An inhale does nothing, an exhale spills one grain, two, three grains, four. Spills grain by grain until she is all spread. A light starts to break and there is no breathing body. Now the morning, the combine brushed out for dust, the engine roils, the men work, the men cut. Lizzie stands a stalk among sisters, waiting to be harvested.


Lizzie sits in a room because everything is a room. Right now, the room is a field and the field is corn. The sun is slow and turning the wheat, its chaff, golden.

Lizzie waits for a runner. A runner is defined by action not shape. The final square of the field remains before the combine harvester cuts it. A rabbit. Laura says no fair because she always bets on the lesser option, always calls heads over tails. Two more runners and Laura starts a comeback: the combine stops, there’s a fox in there.

When the field is cut for the day there are long low banks of straw and the game now is being the best at blending in. Someone shouts dinner. Laura doesn’t move because moving means losing. If you lie in straw long enough the prickling stops and becomes normal soft. Lizzie waits for the soft, whispers are you still there to the bank two rows over. It’s okay that Laura’s hair is more the colour of mud than wheat— Lizzie has lost the game but Laura doesn’t break or is asleep or hungry and walking back for food. It feels good, the straw, and easy to lie in. Lizzie feels sad for the stalks all torn down, all used up. Most of what she knows about harvest is timing, and most of timing is the wait. You wait for the turn from green to yellow, but if you wait too long other things come for the crop—rain, wind, hungry things. Harvest the sickly, weedy fields last.
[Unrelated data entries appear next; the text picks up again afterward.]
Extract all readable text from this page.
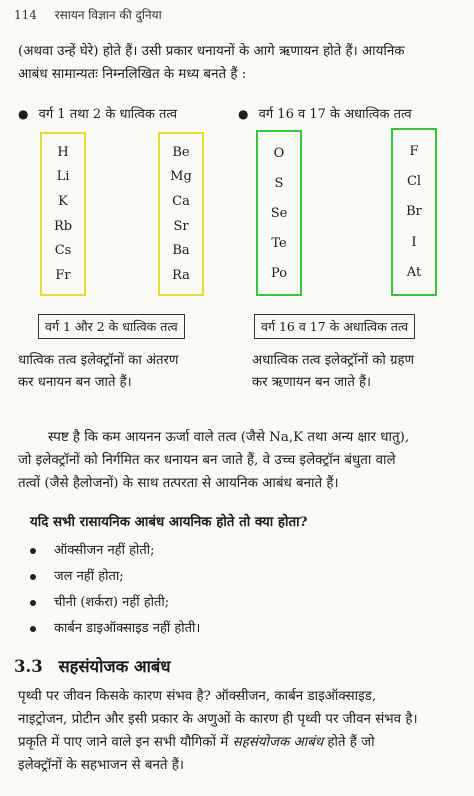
114 रसायन विज्ञान की दुनिया
(अथवा उन्हें घेरे) होते हैं। उसी प्रकार धनायनों के आगे ऋणायन होते हैं। आयनिक
आबंध सामान्यतः निम्नलिखित के मध्य बनते हैं :
● वर्ग 1 तथा 2 के धात्विक तत्व
H
Li
K
Rb
Cs
Fr
Be
Mg
Ca
Sr
Ba
Ra
वर्ग 1 और 2 के धात्विक तत्व
धात्विक तत्व इलेक्ट्रॉनों का अंतरण
कर धनायन बन जाते हैं।
● वर्ग 16 व 17 के अधात्विक तत्व
O
S
Se
Te
Po
F
Cl
Br
I
At
वर्ग 16 व 17 के अधात्विक तत्व
अधात्विक तत्व इलेक्ट्रॉनों को ग्रहण
कर ऋणायन बन जाते हैं।
स्पष्ट है कि कम आयनन ऊर्जा वाले तत्व (जैसे Na,K तथा अन्य क्षार धातु),
जो इलेक्ट्रॉनों को निर्गमित कर धनायन बन जाते हैं, वे उच्च इलेक्ट्रॉन बंधुता वाले
तत्वों (जैसे हैलोजनों) के साथ तत्परता से आयनिक आबंध बनाते हैं।
यदि सभी रासायनिक आबंध आयनिक होते तो क्या होता?
ऑक्सीजन नहीं होती;
जल नहीं होता;
चीनी (शर्करा) नहीं होती;
कार्बन डाइऑक्साइड नहीं होती।
3.3 सहसंयोजक आबंध
पृथ्वी पर जीवन किसके कारण संभव है? ऑक्सीजन, कार्बन डाइऑक्साइड,
नाइट्रोजन, प्रोटीन और इसी प्रकार के अणुओं के कारण ही पृथ्वी पर जीवन संभव है।
प्रकृति में पाए जाने वाले इन सभी यौगिकों में सहसंयोजक आबंध होते हैं जो
इलेक्ट्रॉनों के सहभाजन से बनते हैं।
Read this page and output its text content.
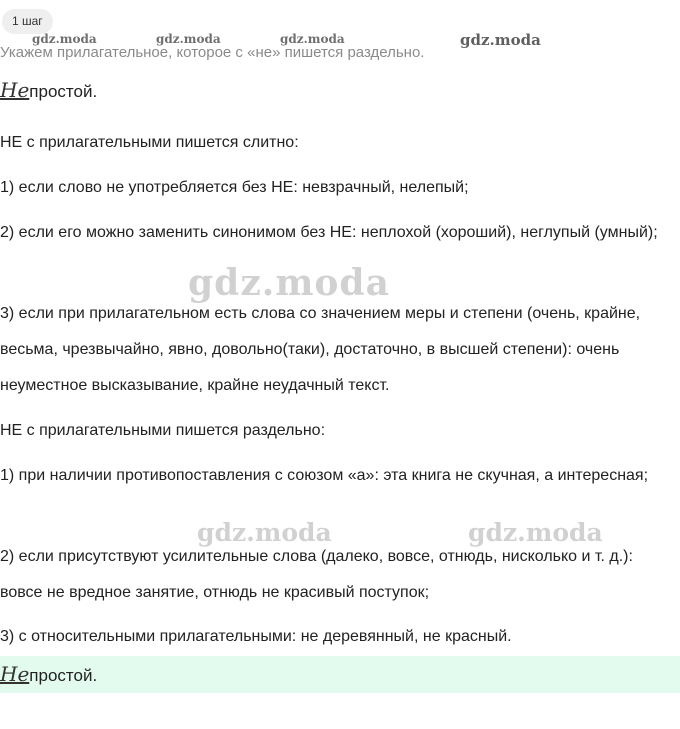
1 шаг
gdz.moda	gdz.moda	gdz.moda	gdz.moda
Укажем прилагательное, которое с «не» пишется раздельно.
Непростой.

НЕ с прилагательными пишется слитно:

1) если слово не употребляется без НЕ: невзрачный, нелепый;

2) если его можно заменить синонимом без НЕ: неплохой (хороший), неглупый (умный);

3) если при прилагательном есть слова со значением меры и степени (очень, крайне, весьма, чрезвычайно, явно, довольно(таки), достаточно, в высшей степени): очень неуместное высказывание, крайне неудачный текст.

НЕ с прилагательными пишется раздельно:

1) при наличии противопоставления с союзом «а»: эта книга не скучная, а интересная;

2) если присутствуют усилительные слова (далеко, вовсе, отнюдь, нисколько и т. д.): вовсе не вредное занятие, отнюдь не красивый поступок;

3) с относительными прилагательными: не деревянный, не красный.

Непростой.
gdz.moda
gdz.moda	gdz.moda
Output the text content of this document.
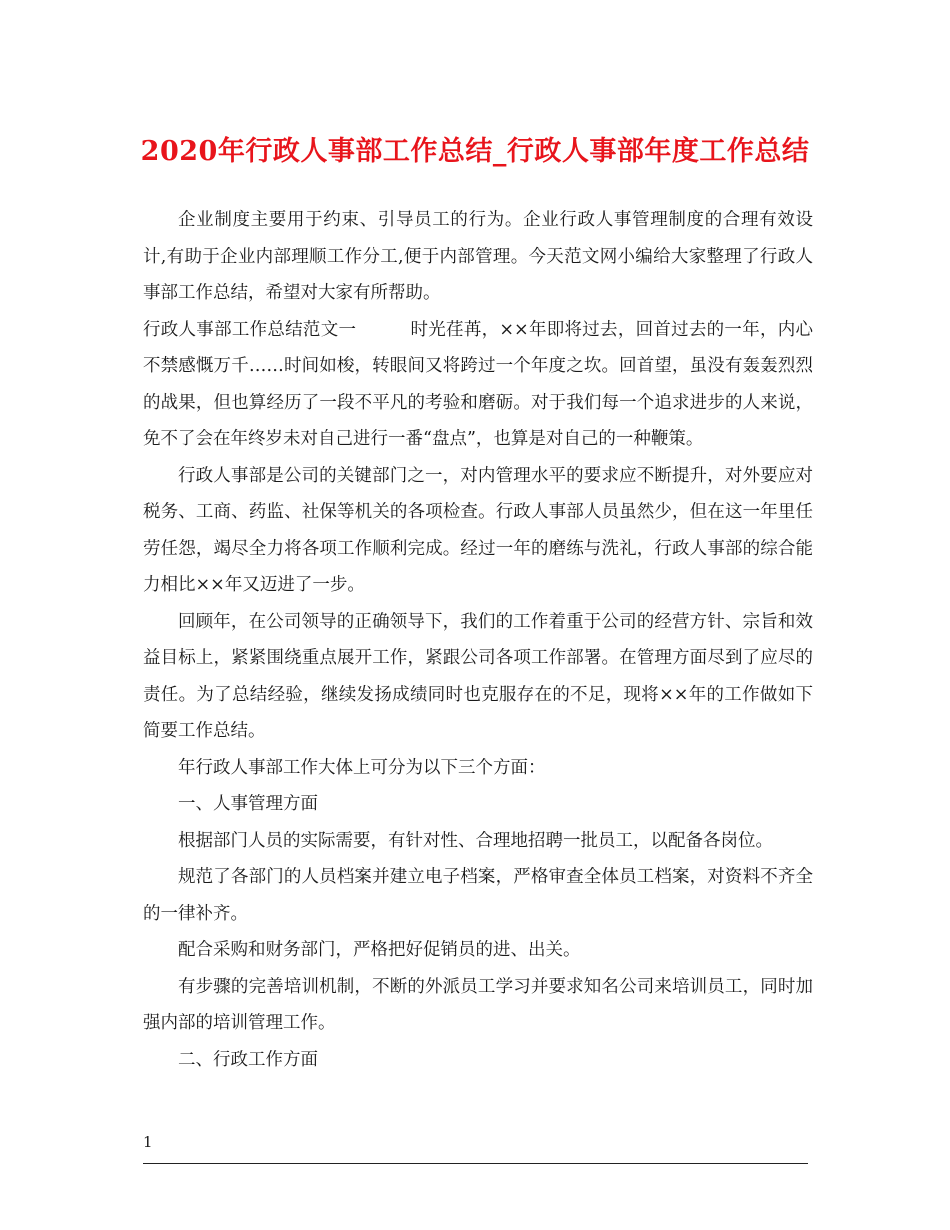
2020年行政人事部工作总结_行政人事部年度工作总结

企业制度主要用于约束、引导员工的行为。企业行政人事管理制度的合理有效设计,有助于企业内部理顺工作分工,便于内部管理。今天范文网小编给大家整理了行政人事部工作总结，希望对大家有所帮助。

行政人事部工作总结范文一	时光荏苒，××年即将过去，回首过去的一年，内心不禁感慨万千……时间如梭，转眼间又将跨过一个年度之坎。回首望，虽没有轰轰烈烈的战果，但也算经历了一段不平凡的考验和磨砺。对于我们每一个追求进步的人来说，免不了会在年终岁未对自己进行一番“盘点”，也算是对自己的一种鞭策。

行政人事部是公司的关键部门之一，对内管理水平的要求应不断提升，对外要应对税务、工商、药监、社保等机关的各项检查。行政人事部人员虽然少，但在这一年里任劳任怨，竭尽全力将各项工作顺利完成。经过一年的磨练与洗礼，行政人事部的综合能力相比××年又迈进了一步。

回顾年，在公司领导的正确领导下，我们的工作着重于公司的经营方针、宗旨和效益目标上，紧紧围绕重点展开工作，紧跟公司各项工作部署。在管理方面尽到了应尽的责任。为了总结经验，继续发扬成绩同时也克服存在的不足，现将××年的工作做如下简要工作总结。

年行政人事部工作大体上可分为以下三个方面：

一、人事管理方面

根据部门人员的实际需要，有针对性、合理地招聘一批员工，以配备各岗位。

规范了各部门的人员档案并建立电子档案，严格审查全体员工档案，对资料不齐全的一律补齐。

配合采购和财务部门，严格把好促销员的进、出关。

有步骤的完善培训机制，不断的外派员工学习并要求知名公司来培训员工，同时加强内部的培训管理工作。

二、行政工作方面

1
The grain all gone, chaff litters the ground. It’s not really the straw that itches but these husks, Lizzie thinks who can blame them as they creep around her. When they braid corn dollies for Church their hands will get smoothed from the straw. Now, her skin is clogging—getting more golden, more papery. It’s so easy to lie down. A cocoon of something that could be safe.

Laura kicks, coming? Lizzie is still not from stubbornness, but the blanket of chaff closing on her skin. Another kick does not shift it. Laura kicks harder, catching dirt, if you don’t hurry up, I’m not giving up shit. Lizzie opens her mouth to object and feels something like a cobweb bridging her lips. Her tongue flicks. The blanket tightens.

Laura slouches towards dinner. Lizzie tries to unfold upwards but I won, you owe me. The chaff eases to her skin; Laura is vanishing into the horizon. Pulling more upward Lizzie feels her skin doubled. The sun is slow to drop beneath the gate but Lizzie is still there. The corn chaff ripples against her and against her again. It’s so easy to lie down. Lizzie feels something empty inside her move like a fence realising it is not really solid. Maybe hunger. The sun gives up and the chaff, its softness, sinks unbroken into her skin.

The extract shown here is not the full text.